All we needed to worry about here were the 50th and 51st terms. The whole scene changes when we talk about mean instead of median.

Same Question on Mean

At a bakery, cakes are sold every day for a certain number of days. If 6 or more cakes were sold for 20% of the total number of days, is the average number of cakes sold less than 4?

Statement 1: On 75% of the days that less than 6 cakes were sold, the number of cakes sold each day was less than 4.

Statement 2: On 50% of the days that 4 or more cakes were sold, the number of cakes sold each day was 6 or more.

Solution:

Information from the question stem: 6 or more cakes were sold for 20% of the days

So for 20 days, 6 or more cakes were sold.

Then for 80 days, 1/2/3/4/5 cakes were sold.

Question: Is the average number of cakes sold in one day less than 4?

This question asks us about the average. That is far more complicated than the median. Every value matters when we talk about the average. We need to know the number of cakes sold on each of these 100 days to get the average.

6 or more cakes were sold on 20 days. Note that the number of cakes sold on these 20 days could be any number greater than 6 such as 20 or 50 or 120 etc. The minimum number of cakes sold on these 20 days would be 6*20 = 120

There is no limit to the maximum number of cakes sold.

Statement 1: On 75% of the days that less than 6 cakes were sold, the number of cakes sold each day was less than 4.

On 80 days, less than 6 cakes were sold. Of this number, 75% is 60 days. On 60 days, less than 4 cakes were sold.

So on 60 days, you have minimum 1*60 = 60 cakes sold and maximum 3*60 = 180 cakes sold.

On the leftover 20 days, 4 or 5 cakes were sold so minimum of 4*20 = 80 cakes and a maximum of 5*20 = 100 cakes.

The minimum value of the average is (120 + 60 + 80)/ 100 = 2.6 cakes

The maximum average could be anything.

This statement alone is not sufficient.

Statement 2: On 50% of the days that 4 or more cakes were sold, the number of cakes sold each day was 6 or more.

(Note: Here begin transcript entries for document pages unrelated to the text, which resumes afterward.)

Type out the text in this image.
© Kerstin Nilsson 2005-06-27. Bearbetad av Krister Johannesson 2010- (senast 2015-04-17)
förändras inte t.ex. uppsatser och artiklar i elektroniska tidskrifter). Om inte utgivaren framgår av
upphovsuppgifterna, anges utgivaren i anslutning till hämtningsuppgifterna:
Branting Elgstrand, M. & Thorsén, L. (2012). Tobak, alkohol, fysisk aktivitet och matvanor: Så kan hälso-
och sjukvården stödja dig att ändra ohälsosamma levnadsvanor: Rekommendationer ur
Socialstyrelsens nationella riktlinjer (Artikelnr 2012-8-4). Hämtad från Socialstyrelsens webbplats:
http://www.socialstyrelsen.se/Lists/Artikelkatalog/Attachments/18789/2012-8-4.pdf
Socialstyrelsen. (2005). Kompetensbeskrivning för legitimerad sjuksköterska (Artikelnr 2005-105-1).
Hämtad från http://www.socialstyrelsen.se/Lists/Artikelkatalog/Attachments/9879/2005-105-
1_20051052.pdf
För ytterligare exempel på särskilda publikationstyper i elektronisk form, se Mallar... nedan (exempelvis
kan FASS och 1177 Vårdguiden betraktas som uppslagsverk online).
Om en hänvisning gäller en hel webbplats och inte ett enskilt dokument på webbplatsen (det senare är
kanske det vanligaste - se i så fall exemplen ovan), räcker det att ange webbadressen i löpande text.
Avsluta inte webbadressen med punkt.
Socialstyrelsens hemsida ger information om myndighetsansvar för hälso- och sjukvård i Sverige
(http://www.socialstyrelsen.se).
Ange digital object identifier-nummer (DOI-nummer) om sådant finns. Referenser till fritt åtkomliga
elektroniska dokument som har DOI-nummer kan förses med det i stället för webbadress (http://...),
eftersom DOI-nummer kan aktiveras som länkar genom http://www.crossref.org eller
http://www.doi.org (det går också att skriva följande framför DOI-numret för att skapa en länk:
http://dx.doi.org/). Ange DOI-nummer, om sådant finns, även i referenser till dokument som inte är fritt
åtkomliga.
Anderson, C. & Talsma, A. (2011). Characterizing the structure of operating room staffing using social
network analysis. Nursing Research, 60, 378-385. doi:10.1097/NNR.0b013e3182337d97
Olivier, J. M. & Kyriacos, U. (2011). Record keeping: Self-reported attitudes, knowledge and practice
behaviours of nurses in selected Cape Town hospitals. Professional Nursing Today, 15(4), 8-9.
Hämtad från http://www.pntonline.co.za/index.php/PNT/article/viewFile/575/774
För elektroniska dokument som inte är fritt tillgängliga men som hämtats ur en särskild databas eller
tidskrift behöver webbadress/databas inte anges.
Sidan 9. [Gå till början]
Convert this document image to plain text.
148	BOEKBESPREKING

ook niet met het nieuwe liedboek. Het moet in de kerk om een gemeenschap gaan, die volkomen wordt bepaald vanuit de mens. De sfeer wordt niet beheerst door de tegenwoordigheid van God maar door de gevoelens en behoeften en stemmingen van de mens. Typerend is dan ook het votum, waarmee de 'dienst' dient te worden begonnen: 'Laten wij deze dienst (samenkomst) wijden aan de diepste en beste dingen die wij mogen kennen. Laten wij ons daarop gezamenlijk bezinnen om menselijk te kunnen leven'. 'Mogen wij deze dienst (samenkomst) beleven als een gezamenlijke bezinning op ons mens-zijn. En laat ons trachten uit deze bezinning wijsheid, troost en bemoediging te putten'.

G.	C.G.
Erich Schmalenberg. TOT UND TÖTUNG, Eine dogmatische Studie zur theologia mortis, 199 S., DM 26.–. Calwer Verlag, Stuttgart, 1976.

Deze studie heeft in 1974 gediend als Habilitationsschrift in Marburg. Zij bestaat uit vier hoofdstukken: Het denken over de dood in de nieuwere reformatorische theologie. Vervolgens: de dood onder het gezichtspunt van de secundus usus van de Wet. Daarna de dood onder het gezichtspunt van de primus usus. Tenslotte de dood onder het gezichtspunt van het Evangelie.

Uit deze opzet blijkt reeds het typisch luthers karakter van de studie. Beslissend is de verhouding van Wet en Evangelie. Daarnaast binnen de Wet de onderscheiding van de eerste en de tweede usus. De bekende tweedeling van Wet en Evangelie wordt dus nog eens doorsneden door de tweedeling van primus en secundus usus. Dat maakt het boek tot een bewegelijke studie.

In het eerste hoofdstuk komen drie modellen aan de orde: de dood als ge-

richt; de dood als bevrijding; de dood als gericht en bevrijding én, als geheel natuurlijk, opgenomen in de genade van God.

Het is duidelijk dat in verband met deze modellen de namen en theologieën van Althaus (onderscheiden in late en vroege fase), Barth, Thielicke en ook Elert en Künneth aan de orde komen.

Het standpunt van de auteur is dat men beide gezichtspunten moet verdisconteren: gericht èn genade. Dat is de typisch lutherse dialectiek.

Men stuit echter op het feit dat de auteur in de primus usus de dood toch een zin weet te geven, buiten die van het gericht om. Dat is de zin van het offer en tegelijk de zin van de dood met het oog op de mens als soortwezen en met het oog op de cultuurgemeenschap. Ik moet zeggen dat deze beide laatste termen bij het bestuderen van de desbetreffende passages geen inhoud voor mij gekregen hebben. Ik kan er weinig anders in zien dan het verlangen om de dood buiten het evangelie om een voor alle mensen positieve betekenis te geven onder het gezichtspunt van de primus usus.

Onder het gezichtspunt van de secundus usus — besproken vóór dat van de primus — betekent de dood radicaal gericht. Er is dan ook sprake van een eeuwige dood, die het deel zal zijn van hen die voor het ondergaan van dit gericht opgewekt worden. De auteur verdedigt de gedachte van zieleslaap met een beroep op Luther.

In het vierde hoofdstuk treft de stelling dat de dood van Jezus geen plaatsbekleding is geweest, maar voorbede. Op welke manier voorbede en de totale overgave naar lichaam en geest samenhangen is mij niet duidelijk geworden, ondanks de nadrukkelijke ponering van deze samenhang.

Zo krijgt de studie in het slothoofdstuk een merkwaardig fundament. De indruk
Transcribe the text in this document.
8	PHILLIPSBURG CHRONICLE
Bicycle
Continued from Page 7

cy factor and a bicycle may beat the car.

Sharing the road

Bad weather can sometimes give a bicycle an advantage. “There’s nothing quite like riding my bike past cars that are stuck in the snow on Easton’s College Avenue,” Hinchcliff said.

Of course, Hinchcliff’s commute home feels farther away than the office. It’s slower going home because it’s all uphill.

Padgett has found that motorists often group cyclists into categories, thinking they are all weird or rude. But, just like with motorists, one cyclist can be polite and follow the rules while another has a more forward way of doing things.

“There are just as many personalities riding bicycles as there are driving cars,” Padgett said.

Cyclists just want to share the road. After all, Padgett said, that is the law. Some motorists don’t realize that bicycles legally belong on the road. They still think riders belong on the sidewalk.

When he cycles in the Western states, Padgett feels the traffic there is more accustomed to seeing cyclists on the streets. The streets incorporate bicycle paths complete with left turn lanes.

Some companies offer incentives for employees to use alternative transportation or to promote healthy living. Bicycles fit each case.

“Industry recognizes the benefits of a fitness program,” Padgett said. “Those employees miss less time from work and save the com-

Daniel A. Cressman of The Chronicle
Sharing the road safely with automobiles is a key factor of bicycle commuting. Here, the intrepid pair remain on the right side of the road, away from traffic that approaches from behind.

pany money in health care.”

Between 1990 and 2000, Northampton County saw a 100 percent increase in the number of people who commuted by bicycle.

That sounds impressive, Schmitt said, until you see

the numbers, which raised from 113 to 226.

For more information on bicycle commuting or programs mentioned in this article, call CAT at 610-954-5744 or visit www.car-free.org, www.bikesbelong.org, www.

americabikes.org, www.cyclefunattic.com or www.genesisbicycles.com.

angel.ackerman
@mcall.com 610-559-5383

The 20 days when 6 or more cakes were sold make up 50% of the days when 4 or more cakes were sold. So for another 20 days, 4 or 5 cakes were sold so minimum of 4*20 = 80 cakes and a maximum of 5*20 = 100 cakes.

For 60 days, 1/2/3 cakes were sold. So on 60 days, you have minimum 1*60 = 60 cakes sold and maximum 3*60 = 180 cakes sold.

The minimum value of the average is (120 + 60 + 80)/ 100 = 2.6 cakes

The maximum average could be anything.

This statement alone is not sufficient.

Note that both statements give you the same information. So if they are not sufficient independently, they are not sufficient together.

Answer of this modified question would be (E)

Note that here we had to assume the minimum and maximum value for each data point to get the range of average. We couldn’t just rely on one or two data points. We need much more information to get the answer to what the mean is.